About 8,000 firefighters were trying to bring the flames under control, authorities said, adding that about 1,500 people had been evacuated.

Algeria’s interior ministry said operations were under way to put out fires in six provinces and asked for people to “avoid areas affected by the fires” and to report new blazes on freephone numbers.

“Civil protection services remain mobilised until the fires are completely extinguished,” the ministry said.

The defence ministry said 10 soldiers were killed in the fires, but provided no further details.

Fires frequently rage through forests and fields in Algeria in summer, and this year they have been exacerbated by a heatwave that has broken temperature records in several Mediterranean countries.

The climate crisis is supercharging extreme weather across the world, leading to more frequent and more deadly disasters from heatwaves to floods to wildfires.

What is supercharging the global heat? – video explainer

In some other north African countries such as Morocco and Libya, temperatures were relatively normal compared with annual averages.
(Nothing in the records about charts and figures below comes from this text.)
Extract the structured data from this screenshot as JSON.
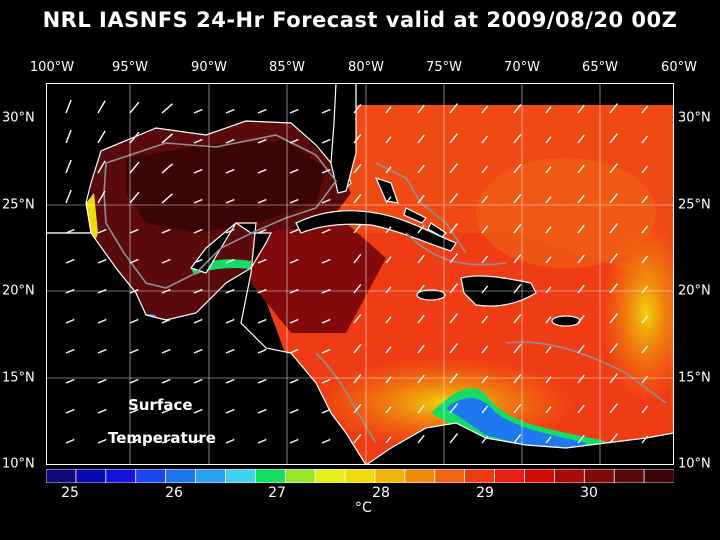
{
  "title": "NRL IASNFS  24-Hr Forecast valid at 2009/08/20 00Z",
  "longitude_labels": [
    "100°W",
    "95°W",
    "90°W",
    "85°W",
    "80°W",
    "75°W",
    "70°W",
    "65°W",
    "60°W"
  ],
  "latitude_labels": [
    "30°N",
    "25°N",
    "20°N",
    "15°N",
    "10°N"
  ],
  "annotation": {
    "line1": "Surface",
    "line2": "Temperature"
  },
  "colorbar": {
    "tick_labels": [
      "25",
      "26",
      "27",
      "28",
      "29",
      "30"
    ],
    "unit": "°C",
    "colors": [
      "#0a0a78",
      "#0a0ab4",
      "#1414dc",
      "#1e46f0",
      "#1e78f0",
      "#28a0f0",
      "#3cd2f0",
      "#14dc64",
      "#96e628",
      "#e6f014",
      "#f0dc0a",
      "#f0b40a",
      "#f08c0a",
      "#f06414",
      "#f03c14",
      "#e61e14",
      "#d20a0a",
      "#aa0a0a",
      "#820a0a",
      "#5a0a0a",
      "#3c0505"
    ]
  },
  "map_colors": {
    "background": "#000000",
    "land": "#000000",
    "ocean_warm": "#f03c14",
    "ocean_hot": "#5a0a0a",
    "ocean_cool": "#f0b40a",
    "coastline": "#ffffff",
    "isobath": "#909090",
    "grid": "#ffffff"
  }
}
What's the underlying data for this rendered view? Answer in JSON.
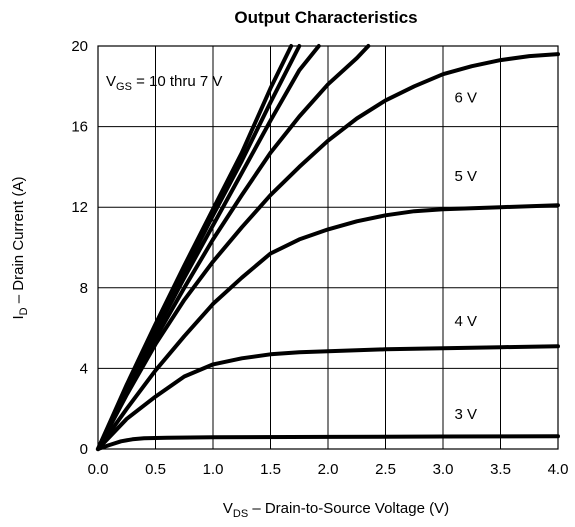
{
  "chart_data": {
    "type": "line",
    "title": "Output Characteristics",
    "xlabel": {
      "main": "V",
      "sub": "DS",
      "rest": "  –  Drain-to-Source Voltage (V)"
    },
    "ylabel": {
      "main": "I",
      "sub": "D",
      "rest": "  –  Drain Current (A)"
    },
    "xlim": [
      0,
      4
    ],
    "ylim": [
      0,
      20
    ],
    "xticks": [
      "0.0",
      "0.5",
      "1.0",
      "1.5",
      "2.0",
      "2.5",
      "3.0",
      "3.5",
      "4.0"
    ],
    "yticks": [
      "0",
      "4",
      "8",
      "12",
      "16",
      "20"
    ],
    "grid": true,
    "annotation": {
      "main": "V",
      "sub": "GS",
      "rest": " = 10 thru 7 V"
    },
    "series": [
      {
        "name": "",
        "x": [
          0,
          0.25,
          0.5,
          0.75,
          1.0,
          1.25,
          1.5,
          1.68
        ],
        "y": [
          0,
          3.2,
          6.2,
          9.1,
          11.9,
          14.7,
          17.9,
          20
        ]
      },
      {
        "name": "",
        "x": [
          0,
          0.25,
          0.5,
          0.75,
          1.0,
          1.25,
          1.5,
          1.75
        ],
        "y": [
          0,
          3.1,
          6.0,
          8.8,
          11.6,
          14.3,
          17.2,
          20
        ]
      },
      {
        "name": "",
        "x": [
          0,
          0.25,
          0.5,
          0.75,
          1.0,
          1.25,
          1.5,
          1.75,
          1.92
        ],
        "y": [
          0,
          3.0,
          5.8,
          8.5,
          11.1,
          13.7,
          16.3,
          18.8,
          20
        ]
      },
      {
        "name": "",
        "x": [
          0,
          0.25,
          0.5,
          0.75,
          1.0,
          1.25,
          1.5,
          1.75,
          2.0,
          2.25,
          2.35
        ],
        "y": [
          0,
          2.8,
          5.5,
          8.0,
          10.4,
          12.6,
          14.7,
          16.5,
          18.1,
          19.4,
          20
        ]
      },
      {
        "name": "6 V",
        "x": [
          0,
          0.25,
          0.5,
          0.75,
          1.0,
          1.25,
          1.5,
          1.75,
          2.0,
          2.25,
          2.5,
          2.75,
          3.0,
          3.25,
          3.5,
          3.75,
          4.0
        ],
        "y": [
          0,
          2.7,
          5.2,
          7.4,
          9.3,
          11.0,
          12.6,
          14.0,
          15.3,
          16.4,
          17.3,
          18.0,
          18.6,
          19.0,
          19.3,
          19.5,
          19.6
        ]
      },
      {
        "name": "5 V",
        "x": [
          0,
          0.25,
          0.5,
          0.75,
          1.0,
          1.25,
          1.5,
          1.75,
          2.0,
          2.25,
          2.5,
          2.75,
          3.0,
          3.5,
          4.0
        ],
        "y": [
          0,
          2.0,
          3.9,
          5.6,
          7.2,
          8.5,
          9.7,
          10.4,
          10.9,
          11.3,
          11.6,
          11.8,
          11.9,
          12.0,
          12.1
        ]
      },
      {
        "name": "4 V",
        "x": [
          0,
          0.25,
          0.5,
          0.75,
          1.0,
          1.25,
          1.5,
          1.75,
          2.0,
          2.5,
          3.0,
          3.5,
          4.0
        ],
        "y": [
          0,
          1.5,
          2.6,
          3.6,
          4.2,
          4.5,
          4.7,
          4.8,
          4.85,
          4.95,
          5.0,
          5.05,
          5.1
        ]
      },
      {
        "name": "3 V",
        "x": [
          0,
          0.1,
          0.2,
          0.3,
          0.4,
          0.6,
          1.0,
          2.0,
          3.0,
          4.0
        ],
        "y": [
          0,
          0.2,
          0.38,
          0.48,
          0.53,
          0.56,
          0.58,
          0.6,
          0.62,
          0.63
        ]
      }
    ],
    "series_labels": [
      {
        "text": "6 V",
        "x": 3.1,
        "y": 17.2
      },
      {
        "text": "5 V",
        "x": 3.1,
        "y": 13.3
      },
      {
        "text": "4 V",
        "x": 3.1,
        "y": 6.1
      },
      {
        "text": "3 V",
        "x": 3.1,
        "y": 1.5
      }
    ],
    "colors": {
      "line": "#000000",
      "grid": "#000000",
      "background": "#ffffff"
    }
  }
}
However, in Tunisia, it neared 50C on Monday and the state-owned energy company STEG announced planned power cuts of of between 30 minutes and an hour in an effort to preserve the electricity network’s performance.

In August last year, huge fires killed 37 people in Algeria’s north-east El Tarf province. The previous summer, 90 people were killed in such fires.

In an attempt to avoid a repeat of previous years’ death tolls, the authorities announced a series of measures in the months leading up to peak summer heat. These included the acquisition of six medium-sized waterbombing aircraft and the construction of landing strips for helicopters and fire-fighting drones.

Scientists rank the Mediterranean region as a climate crisis “hot spot”, with the United Nations’ Intergovernmental Panel on Climate Change warning of more heatwaves, crop failures, droughts, rising seas and influxes of invasive species.